Sudan saat ini berada di titik nadir. Perang saudara yang sudah melanda lebih dari dua tahun tak hanya memakan korban jiwa, tapi juga menghancurkan sendi-sendi perekonomian negara. Hiperinflasi yang tak terkendali kini menjadi kenyataan pahit yang dihadapi warganya setiap hari.
Pemicu utama kekacauan ini adalah nilai tukar pound Sudan yang benar-benar ambruk. Coba bayangkan, sebelum konflik, Anda bisa mendapatkan sekitar 450 pound dengan satu euro. Sekarang? Di pasar gelap yang jadi patokan karena bank-bank sudah tak berfungsi angka itu melonjak gila-gilaan menjadi 3.500 pound per euro. Itu artinya depresiasi lebih dari 800 persen. Sungguh luar biasa.
Dampaknya langsung terasa di pasar. Harga bahan pokok melambung tinggi, tak terkendali. Banyak keluarga terpaksa makan sekali sehari, atau bergantung pada bantuan kemanusiaan yang distribusinya pun terhambat oleh pertempuran sengit.
Namun begitu, masalahnya tak cuma pada nilai uang yang merosot. Sistem perbankan nasional sudah runtuh total.
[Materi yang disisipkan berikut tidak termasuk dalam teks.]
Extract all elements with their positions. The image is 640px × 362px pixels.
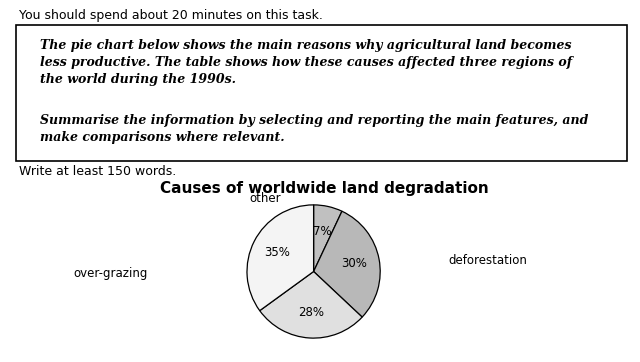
Wedge shape bbox=[314, 205, 342, 272]
Text: Summarise the information by selecting and reporting the main features, and
make: Summarise the information by selecting a… bbox=[40, 114, 589, 144]
Text: You should spend about 20 minutes on this task.: You should spend about 20 minutes on thi… bbox=[19, 9, 323, 22]
Text: over-grazing: over-grazing bbox=[74, 267, 148, 280]
Text: 28%: 28% bbox=[298, 306, 324, 319]
Wedge shape bbox=[247, 205, 314, 311]
FancyBboxPatch shape bbox=[16, 25, 627, 161]
Text: 30%: 30% bbox=[341, 257, 367, 270]
Wedge shape bbox=[314, 211, 380, 317]
Text: other: other bbox=[250, 191, 282, 205]
Text: 35%: 35% bbox=[264, 246, 290, 259]
Text: 7%: 7% bbox=[314, 225, 332, 238]
Text: The pie chart below shows the main reasons why agricultural land becomes
less pr: The pie chart below shows the main reaso… bbox=[40, 39, 573, 86]
Wedge shape bbox=[260, 272, 362, 338]
Text: deforestation: deforestation bbox=[448, 254, 527, 267]
Text: Write at least 150 words.: Write at least 150 words. bbox=[19, 165, 177, 178]
Text: Causes of worldwide land degradation: Causes of worldwide land degradation bbox=[160, 181, 489, 196]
Awal konflik di Khartoum tahun 2023 menjadi awal mula bencana; Bank Sentral dibakar dan diduduki pemberontak hampir dua tahun. Jaringan SWIFT terputus, bank-bank komersial dijarah hingga kosong. Uang tunai pun menghilang dari peredaran.
“Saya tidak memegang uang kertas selama lebih dari 9 bulan,” kisah Ali, seorang PNS di Kota Dilling yang dikepung Pasukan Dukungan Cepat (RSF).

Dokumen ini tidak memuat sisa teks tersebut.